A two-day event bringing high level music industry debate and the most exciting new bands in the modern
world back to that narrow strip of land between the Hudson and the East River.

Curated by Manchester-based In The City in conjunction with AEG Live
and with several nods to the great traditions of the New Music Seminar which ruled in the 80s and early 90s
In The City of New York is two days of talking about music, thinking about music and just enjoying music.
Music, music, music: as a certain UK politician may have once said...

By night at the Nokia Theatre ITCofNY will host six of the UK's hottest new bands.
Followed by exciting after-show events throughout downtown Manhattan.
During the day industry leaders will gather in the W Hotel on Union Square for a series of panels,
seminars and master classes on the current state of the music industry and, more importantly,
where it's heading next. Like In The City, the daytime side of the event will centre on major industry
figures/legends in conversation with skilled interviewers - with Fred Davis, Marc Geiger,
Tom Silverman, Ted Cohen, Ralph Simon and the inimitable Bob Lefsetz already confirmed -

and again, like In The City it will cover the most cutting-edge topics affecting the industry we call home.



DRM: The end is nigh or is it?
Jobs and Niccoli say it's over; it's what Ged Doherty said at In The City
in Manchester last October. Didn't go down well.
He got in trouble for his honesty and his pains; whose pain
will DRM be if it continues?
Panelists: Scott Cohen, Rob Wetstone, David Card, William E. Pence, Jamie Perlman

Hey, man, New York Freeway's blocked man:
Festivals in the 3rd Millennium Glastonbury sold out in minutes,
Coachella getting full of Brits,
who says the music business is in trouble?
Panelists: Ed Bicknell, Paul Tollett, Marty Diamond, Gerry Gerrard, Brandon Schmidt

The Howl Seminar - "I have seen the best
minds of my generation"

Debate the future of this wonderful business.
It's chaos out there for the record companies; they don't know
whether they're coming or going.

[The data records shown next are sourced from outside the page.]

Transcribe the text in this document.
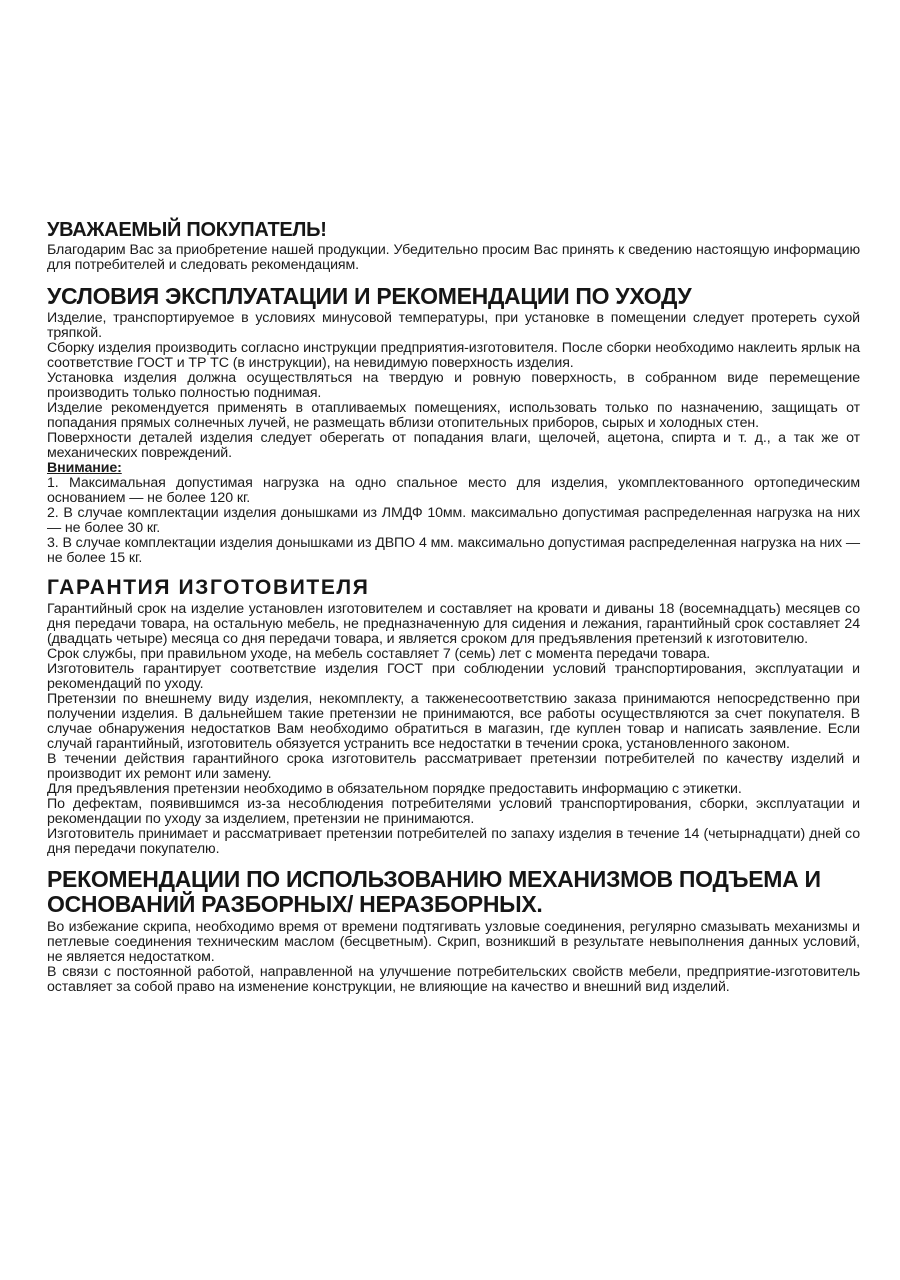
УВАЖАЕМЫЙ ПОКУПАТЕЛЬ!

Благодарим Вас за приобретение нашей продукции. Убедительно просим Вас принять к сведению настоящую информацию для потребителей и следовать рекомендациям.

УСЛОВИЯ ЭКСПЛУАТАЦИИ И РЕКОМЕНДАЦИИ ПО УХОДУ

Изделие, транспортируемое в условиях минусовой температуры, при установке в помещении следует протереть сухой тряпкой.

Сборку изделия производить согласно инструкции предприятия-изготовителя. После сборки необходимо наклеить ярлык на соответствие ГОСТ и ТР ТС (в инструкции), на невидимую поверхность изделия.

Установка изделия должна осуществляться на твердую и ровную поверхность, в собранном виде перемещение производить только полностью поднимая.

Изделие рекомендуется применять в отапливаемых помещениях, использовать только по назначению, защищать от попадания прямых солнечных лучей, не размещать вблизи отопительных приборов, сырых и холодных стен.

Поверхности деталей изделия следует оберегать от попадания влаги, щелочей, ацетона, спирта и т. д., а так же от механических повреждений.

Внимание:

1. Максимальная допустимая нагрузка на одно спальное место для изделия, укомплектованного ортопедическим основанием — не более 120 кг.

2. В случае комплектации изделия донышками из ЛМДФ 10мм. максимально допустимая распределенная нагрузка на них — не более 30 кг.

3. В случае комплектации изделия донышками из ДВПО 4 мм. максимально допустимая распределенная нагрузка на них — не более 15 кг.

ГАРАНТИЯ ИЗГОТОВИТЕЛЯ

Гарантийный срок на изделие установлен изготовителем и составляет на кровати и диваны 18 (восемнадцать) месяцев со дня передачи товара, на остальную мебель, не предназначенную для сидения и лежания, гарантийный срок составляет 24 (двадцать четыре) месяца со дня передачи товара, и является сроком для предъявления претензий к изготовителю.

Срок службы, при правильном уходе, на мебель составляет 7 (семь) лет с момента передачи товара.

Изготовитель гарантирует соответствие изделия ГОСТ при соблюдении условий транспортирования, эксплуатации и рекомендаций по уходу.

Претензии по внешнему виду изделия, некомплекту, а такженесоответствию заказа принимаются непосредственно при получении изделия. В дальнейшем такие претензии не принимаются, все работы осуществляются за счет покупателя. В случае обнаружения недостатков Вам необходимо обратиться в магазин, где куплен товар и написать заявление. Если случай гарантийный, изготовитель обязуется устранить все недостатки в течении срока, установленного законом.

В течении действия гарантийного срока изготовитель рассматривает претензии потребителей по качеству изделий и производит их ремонт или замену.

Для предъявления претензии необходимо в обязательном порядке предоставить информацию с этикетки.

По дефектам, появившимся из-за несоблюдения потребителями условий транспортирования, сборки, эксплуатации и рекомендации по уходу за изделием, претензии не принимаются.

Изготовитель принимает и рассматривает претензии потребителей по запаху изделия в течение 14 (четырнадцати) дней со дня передачи покупателю.

РЕКОМЕНДАЦИИ ПО ИСПОЛЬЗОВАНИЮ МЕХАНИЗМОВ ПОДЪЕМА И ОСНОВАНИЙ РАЗБОРНЫХ/ НЕРАЗБОРНЫХ.

Во избежание скрипа, необходимо время от времени подтягивать узловые соединения, регулярно смазывать механизмы и петлевые соединения техническим маслом (бесцветным). Скрип, возникший в результате невыполнения данных условий, не является недостатком.

В связи с постоянной работой, направленной на улучшение потребительских свойств мебели, предприятие-изготовитель оставляет за собой право на изменение конструкции, не влияющие на качество и внешний вид изделий.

Most of them think they're going.
To offer some signposts to the future, ITCofNY invites some of its
favorite clever people. Correction, very clever people.
You don't need a weatherman but you do need to listen to these folks.
Panelists: Ralph Simon, Marc Geiger, Tom Silverman, Ted Cohen, Andy Gershon, Patrick Moxey

Bring me your poor and huddled masses
and we'll make stars of them and ship them back

From Hendrix to the Killers: why/how do US bands get their first exposure in the UK?
Is it that the UK is we're more open? Is it because your radio is shit? Let's all hear it for Chas Chandler;
how come it took a Geordie bass player to launch the creator of the electric guitar?
Panelists: Martin Heath, Jonathan Shalit, Asif Ahmed, Lesley Bleakley, Mark Reiter, Mattie Safer, Gabriel Andruzzi, Steve Ferguson

The New Music Retailers Panel
Apple showed the way but there's a bunch of other guys on their tail; when's Amazon getting in,
will anyone give us full on variable pricing, and who wants Paul McCartney with their latte
or Malcolm McLaren with their new sofa? (Great album though, sir)

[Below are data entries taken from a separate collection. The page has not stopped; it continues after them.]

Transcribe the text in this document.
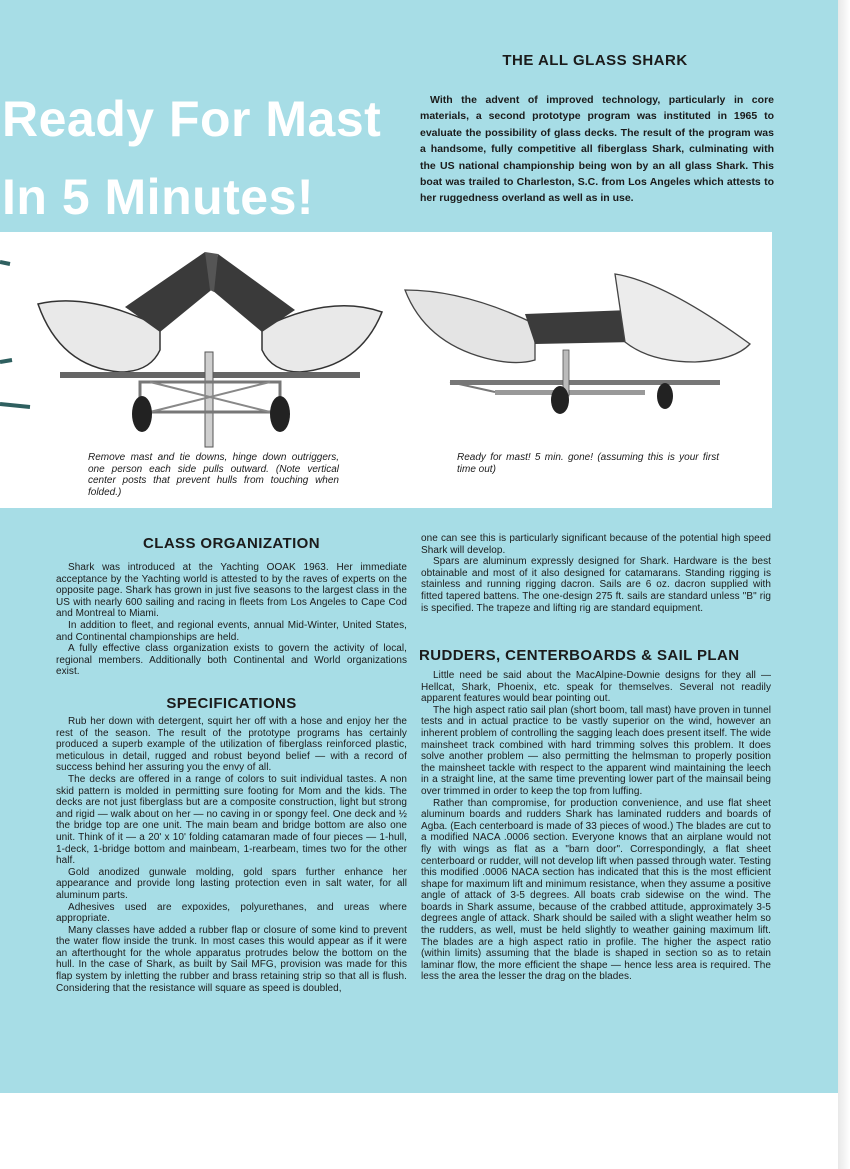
Ready For Mast
In 5 Minutes!
THE ALL GLASS SHARK
With the advent of improved technology, particularly in core materials, a second prototype program was instituted in 1965 to evaluate the possibility of glass decks. The result of the program was a handsome, fully competitive all fiberglass Shark, culminating with the US national championship being won by an all glass Shark. This boat was trailed to Charleston, S.C. from Los Angeles which attests to her ruggedness overland as well as in use.
Remove mast and tie downs, hinge down outriggers, one person each side pulls outward. (Note vertical center posts that prevent hulls from touching when folded.)
Ready for mast! 5 min. gone! (assuming this is your first time out)
CLASS ORGANIZATION

Shark was introduced at the Yachting OOAK 1963. Her immediate acceptance by the Yachting world is attested to by the raves of experts on the opposite page. Shark has grown in just five seasons to the largest class in the US with nearly 600 sailing and racing in fleets from Los Angeles to Cape Cod and Montreal to Miami.

In addition to fleet, and regional events, annual Mid-Winter, United States, and Continental championships are held.

A fully effective class organization exists to govern the activity of local, regional members. Additionally both Continental and World organizations exist.

SPECIFICATIONS

Rub her down with detergent, squirt her off with a hose and enjoy her the rest of the season. The result of the prototype programs has certainly produced a superb example of the utilization of fiberglass reinforced plastic, meticulous in detail, rugged and robust beyond belief — with a record of success behind her assuring you the envy of all.

The decks are offered in a range of colors to suit individual tastes. A non skid pattern is molded in permitting sure footing for Mom and the kids. The decks are not just fiberglass but are a composite construction, light but strong and rigid — walk about on her — no caving in or spongy feel. One deck and ½ the bridge top are one unit. The main beam and bridge bottom are also one unit. Think of it — a 20' x 10' folding catamaran made of four pieces — 1-hull, 1-deck, 1-bridge bottom and mainbeam, 1-rearbeam, times two for the other half.

Gold anodized gunwale molding, gold spars further enhance her appearance and provide long lasting protection even in salt water, for all aluminum parts.

Adhesives used are expoxides, polyurethanes, and ureas where appropriate.

Many classes have added a rubber flap or closure of some kind to prevent the water flow inside the trunk. In most cases this would appear as if it were an afterthought for the whole apparatus protrudes below the bottom on the hull. In the case of Shark, as built by Sail MFG, provision was made for this flap system by inletting the rubber and brass retaining strip so that all is flush. Considering that the resistance will square as speed is doubled,

one can see this is particularly significant because of the potential high speed Shark will develop.

Spars are aluminum expressly designed for Shark. Hardware is the best obtainable and most of it also designed for catamarans. Standing rigging is stainless and running rigging dacron. Sails are 6 oz. dacron supplied with fitted tapered battens. The one-design 275 ft. sails are standard unless "B" rig is specified. The trapeze and lifting rig are standard equipment.

RUDDERS, CENTERBOARDS & SAIL PLAN

Little need be said about the MacAlpine-Downie designs for they all — Hellcat, Shark, Phoenix, etc. speak for themselves. Several not readily apparent features would bear pointing out.

The high aspect ratio sail plan (short boom, tall mast) have proven in tunnel tests and in actual practice to be vastly superior on the wind, however an inherent problem of controlling the sagging leach does present itself. The wide mainsheet track combined with hard trimming solves this problem. It does solve another problem — also permitting the helmsman to properly position the mainsheet tackle with respect to the apparent wind maintaining the leech in a straight line, at the same time preventing lower part of the mainsail being over trimmed in order to keep the top from luffing.

Rather than compromise, for production convenience, and use flat sheet aluminum boards and rudders Shark has laminated rudders and boards of Agba. (Each centerboard is made of 33 pieces of wood.) The blades are cut to a modified NACA .0006 section. Everyone knows that an airplane would not fly with wings as flat as a "barn door". Correspondingly, a flat sheet centerboard or rudder, will not develop lift when passed through water. Testing this modified .0006 NACA section has indicated that this is the most efficient shape for maximum lift and minimum resistance, when they assume a positive angle of attack of 3-5 degrees. All boats crab sidewise on the wind. The boards in Shark assume, because of the crabbed attitude, approximately 3-5 degrees angle of attack. Shark should be sailed with a slight weather helm so the rudders, as well, must be held slightly to weather gaining maximum lift. The blades are a high aspect ratio in profile. The higher the aspect ratio (within limits) assuming that the blade is shaped in section so as to retain laminar flow, the more efficient the shape — hence less area is required. The less the area the lesser the drag on the blades.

A Brand New Approach to Music
A music industry in crisis still looks attractive to anyone trying to sell anything to young people...
make that sell anything to anyone. Here in the UK they're selling Marks and Spencer's clothes with
Itchycoo Park. "What did you do there? I got high." Yeah. Maybe we don't sell music anymore,
we sell other people's products.
Panelists: Andy Varley, Adam Bauer, Barry Lederman, Usher Winslett, Kris Chen, Gillian Nisbit, Trey Shelton, Matthew Hiltzik

The ITC Hypothetical
In The City's most in-demand ticket as a group of industry insiders are taken
through a hypothetical situation, which demands cunning, and in some cases even moral fibre.